Medium — potential threat requiring investigation within a shift. Examples: sign-in from a sanctioned country, suspicious PowerShell execution, inbox rule forwarding to external address. Expectation: analyst investigates within 4 hours.
Low — minor policy violation or low-confidence detection. Examples: failed MFA challenge, single failed logon from unusual location, non-critical GPO change. Expectation: review within 24 hours.
Informational — automated enrichment or telemetry, no analyst action required. Examples: watchlist match for logging purposes, baseline deviation within normal range. Used for hunting context, not incident creation.
MITRE ATT&CK mapping enables the coverage analysis from Module 7.10 (Content Hub). Every rule should map to at least one ATT&CK technique — this allows you to visualise your detection coverage against the ATT&CK matrix and identify gaps. A rule detecting brute-force maps to T1110 (Brute Force). A rule detecting inbox rule creation maps to T1114.003 (Email Collection: Email Forwarding Rule). A rule detecting scheduled task creation maps to T1053 (Scheduled Task/Job).

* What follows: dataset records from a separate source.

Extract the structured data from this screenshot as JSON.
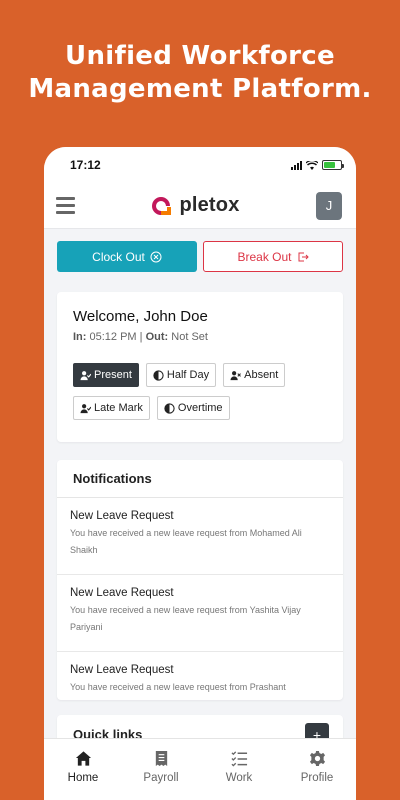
{
  "promo": {
    "line1": "Unified Workforce",
    "line2": "Management Platform."
  },
  "status_bar": {
    "time": "17:12"
  },
  "app": {
    "brand": "pletox",
    "avatar_initial": "J"
  },
  "actions": {
    "clock_out": "Clock Out",
    "break_out": "Break Out"
  },
  "welcome": {
    "greeting": "Welcome, John Doe",
    "in_label": "In:",
    "in_time": "05:12 PM",
    "separator": "|",
    "out_label": "Out:",
    "out_value": "Not Set"
  },
  "attendance": {
    "options": [
      "Present",
      "Half Day",
      "Absent",
      "Late Mark",
      "Overtime"
    ],
    "selected": "Present"
  },
  "notifications": {
    "title": "Notifications",
    "items": [
      {
        "title": "New Leave Request",
        "message": "You have received a new leave request from Mohamed Ali Shaikh"
      },
      {
        "title": "New Leave Request",
        "message": "You have received a new leave request from Yashita Vijay Pariyani"
      },
      {
        "title": "New Leave Request",
        "message": "You have received a new leave request from Prashant"
      }
    ]
  },
  "quick_links": {
    "title": "Quick links",
    "add_button": "+"
  },
  "bottom_nav": {
    "items": [
      "Home",
      "Payroll",
      "Work",
      "Profile"
    ],
    "active": "Home"
  },
  "colors": {
    "background": "#D9612A",
    "clock_out": "#17A2B8",
    "break_out": "#DC3545",
    "chip_active": "#343A40",
    "brand_accent": "#C2185B"
  }
}
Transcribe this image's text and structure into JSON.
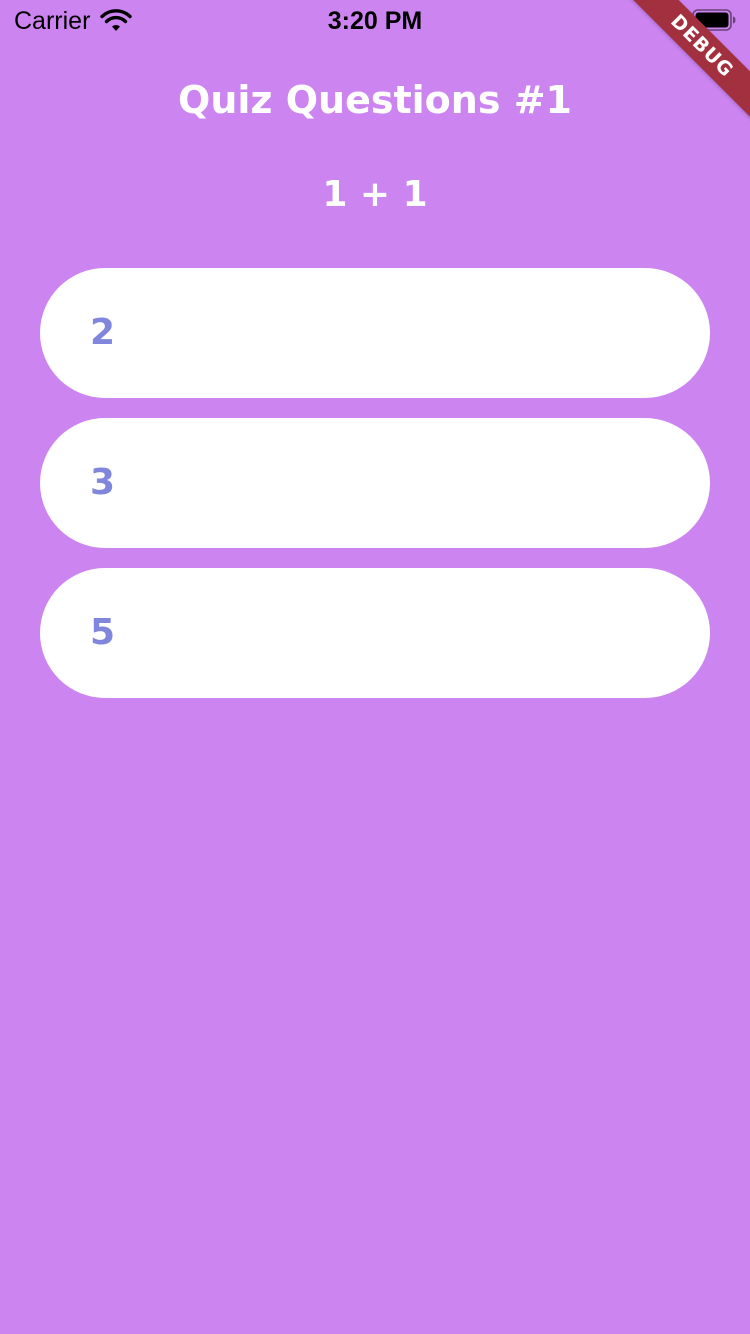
{
  "status_bar": {
    "carrier": "Carrier",
    "time": "3:20 PM"
  },
  "debug_banner": "DEBUG",
  "quiz": {
    "title": "Quiz Questions #1",
    "question": "1 + 1",
    "answers": [
      {
        "label": "2"
      },
      {
        "label": "3"
      },
      {
        "label": "5"
      }
    ]
  },
  "colors": {
    "background": "#cc85f0",
    "answer_text": "#7f86dc",
    "button_bg": "#ffffff",
    "debug_ribbon": "#a3303f"
  },
  "icons": {
    "wifi": "wifi-icon",
    "battery": "battery-icon"
  }
}
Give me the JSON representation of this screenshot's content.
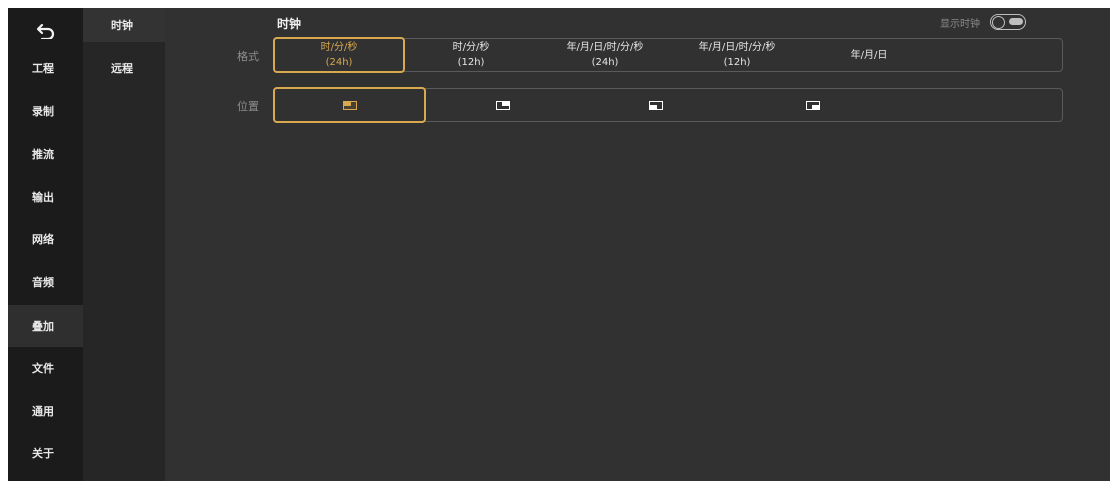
{
  "nav": {
    "back_icon": "undo-arrow-icon",
    "items": [
      {
        "label": "工程"
      },
      {
        "label": "录制"
      },
      {
        "label": "推流"
      },
      {
        "label": "输出"
      },
      {
        "label": "网络"
      },
      {
        "label": "音频"
      },
      {
        "label": "叠加"
      },
      {
        "label": "文件"
      },
      {
        "label": "通用"
      },
      {
        "label": "关于"
      }
    ],
    "active": "叠加"
  },
  "subnav": {
    "items": [
      {
        "label": "时钟"
      },
      {
        "label": "远程"
      }
    ],
    "active": "时钟"
  },
  "main": {
    "title": "时钟",
    "show_clock_label": "显示时钟",
    "show_clock_enabled": false,
    "format": {
      "label": "格式",
      "options": [
        {
          "line1": "时/分/秒",
          "line2": "(24h)"
        },
        {
          "line1": "时/分/秒",
          "line2": "(12h)"
        },
        {
          "line1": "年/月/日/时/分/秒",
          "line2": "(24h)"
        },
        {
          "line1": "年/月/日/时/分/秒",
          "line2": "(12h)"
        },
        {
          "line1": "年/月/日",
          "line2": ""
        }
      ],
      "selected_index": 0
    },
    "position": {
      "label": "位置",
      "options": [
        {
          "icon": "position-top-left-icon"
        },
        {
          "icon": "position-top-right-icon"
        },
        {
          "icon": "position-bottom-left-icon"
        },
        {
          "icon": "position-bottom-right-icon"
        }
      ],
      "selected_index": 0
    }
  },
  "colors": {
    "accent": "#d9a94f",
    "nav_bg": "#1b1b1b",
    "subnav_bg": "#262626",
    "main_bg": "#313131"
  }
}
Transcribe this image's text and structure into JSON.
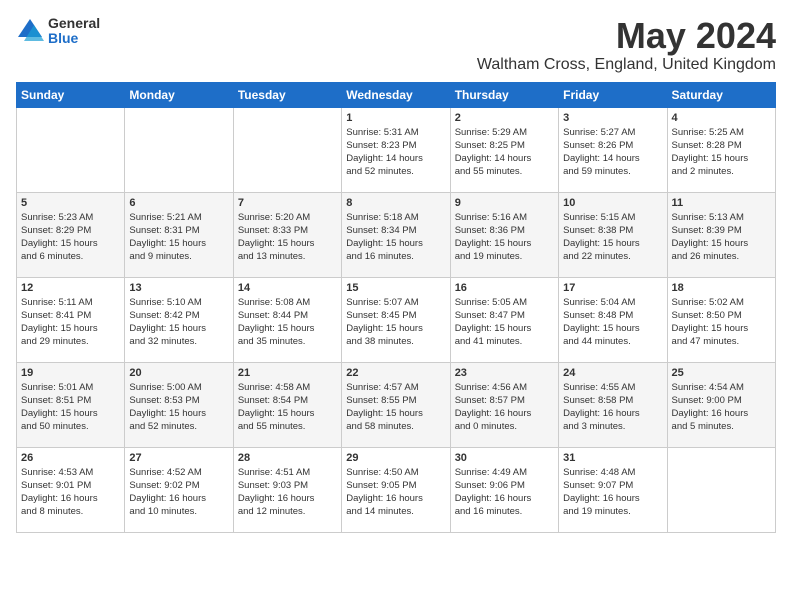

Every KQL query you write in this module is a question asked of your data every 5 minutes, every hour, or every day: "Has this threat pattern appeared since I last checked?" The quality of your detection — what threats you catch and how many false positives you generate — is determined by the quality of these KQL queries and the precision of their configuration. Module 6 taught you KQL. Module 8 connected the data. This module teaches you to ask the right questions.
Try it yourself
Navigate to Sentinel → Analytics → Rule templates. Browse the available templates. Filter by severity (High) and review 5 templates: read the description, examine the KQL query, check the MITRE ATT&CK mapping, and note the schedule and lookback configuration. This gives you a sense of how production detection rules are structured before you create your own in subsection 10.2.
What you should observe
High-severity rule templates typically have short schedules (5-15 minutes), focused KQL queries targeting specific threat patterns, entity mappings for the key entities (Account, IP, Host), and ATT&CK technique mappings. The KQL queries follow patterns you learned in Module 6: filter → aggregate → threshold → project entities. The templates are your starting point — you will customise them for your environment.
Knowledge check
NIST CSF: DE.AE-1 (Baseline of operations established), PR.DS-1 (Data-at-rest is protected). ISO 27001: A.8.15 (Logging), A.8.16 (Monitoring activities). SOC 2: CC7.2 (Monitor system components). Every configuration in this subsection contributes to the logging and monitoring controls that auditors verify.
Check your understanding
1. Your analytics rule runs every hour with a 5-minute lookback. What problem does this create?
2. A brute-force rule generates 30 alerts in an hour — 20 from one IP and 10 from another. You want one incident per attacking IP. Which alert grouping do you configure?
3. When should you use an NRT rule instead of a scheduled rule?